Baker’s meetup with Utrecht improvising outfit Lärmschutz has perhaps got a bit more to offer any sonic explorers. Trombone player Rutger van Driel adds all sorts of unexpected colour to gnarled soundscapes conjured by Lärmschutz drummer/keyboardist Thanos Fotiadis and Aidan Baker’s guitar/voice/drum machine setup, presumably all channeled into hideously complex pedalboards. The sheer amount of territory explored over the two 20 minute sidelong pieces is excellent, the presence of Baker’s warm guitar notes and that earthen trombone keeping the more cold and chaotic electronics in check. The tape is resultantly a carpet bag of myriad tones well worth digging deep into.
MJ Lallo – The Channeled Voice
Instantly reminiscent of modern female manipulators like Katie Gately, Gazelle Twin, Holly Herndon, etc., this tape by California voice artist MJ Lallo was in fact initially released in a hyper limited edition back in 1988. Unsurprisingly considering the title, Lallo spends most of the tape channeling her voice through some sort of pitch shifter, or keeping inaudible chants mired in reverb. Some of the ghostlier tracks such as ‘Blues For Buddha’ bring to mind Anna Homler’s similarly recently rediscovered Breadwoman works (which originated only three or four years before this recording), almost entirely comprising just a basic rhythm loop and harrowing vocal performance mutated with effects. The bongo-heavy keyboard preset beats on other tracks feel way ‘poppier’, such as the mutant minimal disco of ‘Mystic Mamba’ and ‘Gabriel’s Horn’, Lallo even replicating a trumpet with her vocal cords on the latter. The album opens way up when it closes with the 11-minute ‘Deep Dreams’, introducing much more synthesized instrumentation into a slowly moving atmospheric ceremony that would be ultra cheesy were it not so perfectly paced. It’s the same difference between the soppy new age work of Kitaro and the powerful synth epics of Vangelis. We’ve not even touched upon the title track, which does away with any backing leaving just a pitch shifted chorus of Lallo gregorian chanting in outer space. Clearly way ahead of its time, this is one hell of a discovery by Full Spectrum Records, apparently stumbled across in a "dusty storage closet". In the three deacades since, MJ Lallo appears to have become a professional voice over artist, and I can’t help imagine what strange musical directions she would have gone to next had this release received even just a smidge of recognition at the time.

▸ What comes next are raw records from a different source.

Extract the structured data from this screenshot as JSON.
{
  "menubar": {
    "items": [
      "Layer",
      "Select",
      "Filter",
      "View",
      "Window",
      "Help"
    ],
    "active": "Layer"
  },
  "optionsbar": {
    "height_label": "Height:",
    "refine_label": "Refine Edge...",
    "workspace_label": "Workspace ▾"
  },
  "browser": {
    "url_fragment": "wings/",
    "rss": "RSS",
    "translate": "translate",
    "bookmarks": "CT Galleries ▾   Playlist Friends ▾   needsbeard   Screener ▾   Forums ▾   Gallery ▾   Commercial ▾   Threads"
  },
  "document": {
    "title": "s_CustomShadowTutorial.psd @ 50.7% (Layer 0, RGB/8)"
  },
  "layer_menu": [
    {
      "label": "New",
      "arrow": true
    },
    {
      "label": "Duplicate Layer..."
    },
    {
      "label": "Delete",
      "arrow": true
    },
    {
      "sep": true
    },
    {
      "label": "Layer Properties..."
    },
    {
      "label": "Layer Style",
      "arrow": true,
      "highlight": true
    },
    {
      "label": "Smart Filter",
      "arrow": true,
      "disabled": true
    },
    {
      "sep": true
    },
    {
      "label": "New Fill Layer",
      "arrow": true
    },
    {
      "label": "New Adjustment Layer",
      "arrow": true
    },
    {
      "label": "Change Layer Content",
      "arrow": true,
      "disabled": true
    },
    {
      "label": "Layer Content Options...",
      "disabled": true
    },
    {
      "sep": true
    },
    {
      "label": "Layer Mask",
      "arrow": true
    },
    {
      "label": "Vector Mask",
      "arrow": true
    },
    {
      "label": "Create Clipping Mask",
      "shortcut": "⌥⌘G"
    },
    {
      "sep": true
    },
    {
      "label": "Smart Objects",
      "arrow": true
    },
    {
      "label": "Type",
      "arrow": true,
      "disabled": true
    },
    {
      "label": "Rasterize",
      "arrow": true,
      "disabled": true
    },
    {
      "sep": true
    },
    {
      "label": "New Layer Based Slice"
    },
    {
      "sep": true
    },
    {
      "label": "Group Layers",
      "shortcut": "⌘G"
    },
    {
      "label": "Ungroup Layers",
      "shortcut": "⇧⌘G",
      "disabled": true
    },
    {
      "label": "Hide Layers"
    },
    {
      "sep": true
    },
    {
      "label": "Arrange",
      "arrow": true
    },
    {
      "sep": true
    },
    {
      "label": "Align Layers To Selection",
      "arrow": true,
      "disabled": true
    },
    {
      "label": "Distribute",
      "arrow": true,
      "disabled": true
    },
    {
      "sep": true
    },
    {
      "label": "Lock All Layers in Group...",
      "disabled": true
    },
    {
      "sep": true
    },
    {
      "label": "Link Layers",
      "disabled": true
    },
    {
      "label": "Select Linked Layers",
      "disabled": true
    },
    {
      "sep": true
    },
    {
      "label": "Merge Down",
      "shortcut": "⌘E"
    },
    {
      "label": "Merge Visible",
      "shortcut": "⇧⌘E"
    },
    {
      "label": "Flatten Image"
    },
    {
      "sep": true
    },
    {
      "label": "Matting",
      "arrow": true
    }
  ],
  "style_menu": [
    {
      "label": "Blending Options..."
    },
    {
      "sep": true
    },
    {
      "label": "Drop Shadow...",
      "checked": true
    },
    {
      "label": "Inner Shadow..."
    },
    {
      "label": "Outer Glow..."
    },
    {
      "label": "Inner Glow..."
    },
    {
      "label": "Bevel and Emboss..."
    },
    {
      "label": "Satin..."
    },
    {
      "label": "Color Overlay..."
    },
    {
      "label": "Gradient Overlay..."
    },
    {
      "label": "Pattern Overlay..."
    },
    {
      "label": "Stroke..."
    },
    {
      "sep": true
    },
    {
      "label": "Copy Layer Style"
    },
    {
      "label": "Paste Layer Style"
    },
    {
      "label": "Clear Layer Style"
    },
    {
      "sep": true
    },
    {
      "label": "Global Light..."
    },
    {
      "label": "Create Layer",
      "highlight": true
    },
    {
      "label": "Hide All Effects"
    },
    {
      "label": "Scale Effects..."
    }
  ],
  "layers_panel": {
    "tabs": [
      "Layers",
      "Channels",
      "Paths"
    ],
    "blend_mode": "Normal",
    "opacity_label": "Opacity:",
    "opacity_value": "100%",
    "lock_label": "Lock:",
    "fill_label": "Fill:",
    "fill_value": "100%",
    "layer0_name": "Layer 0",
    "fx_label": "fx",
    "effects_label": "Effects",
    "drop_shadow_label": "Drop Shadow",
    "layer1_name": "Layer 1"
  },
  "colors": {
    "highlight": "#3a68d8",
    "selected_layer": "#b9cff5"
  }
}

Adrien Kanter – Infinites Réflexions
Out via ever reliable Parisian label Hylé Tapes, this appears to be the debut solo release musician Adrien Kanter has issued under his own name. Also a member of often sprawling post-rock band Le Réveil Des Tropiques, Kanter composes his instrumentals with the sort of open-ended approach to genre most often reserved only for film scores. A creaky landscape of buzzy keyboards gives way to epic guitar notes on opener ‘Bagarre de Lions’, while ‘Elvin’ sees Kanter jam a dramatic minisuite against a sampled Elvin Jones drum solo. ‘Fleur de Nuit’ is a near-Loscil like pulsation of glitch techno, while the lof-fi latent noodling on ‘Satellit Transistor 6001’ resembles the haunted recordings of Grouper. Vocals enter for the final pair of tracks, including grittily crescendoing spoken word by Aurore Laloy on ‘Pas le Boum Boum’, and Kanter’s own fragile singing on understated finale ‘Bambi Puzzle’. The general mood is as playful as it is downtrodden, and the grab bag of sounds should appeal to a massive range of listeners.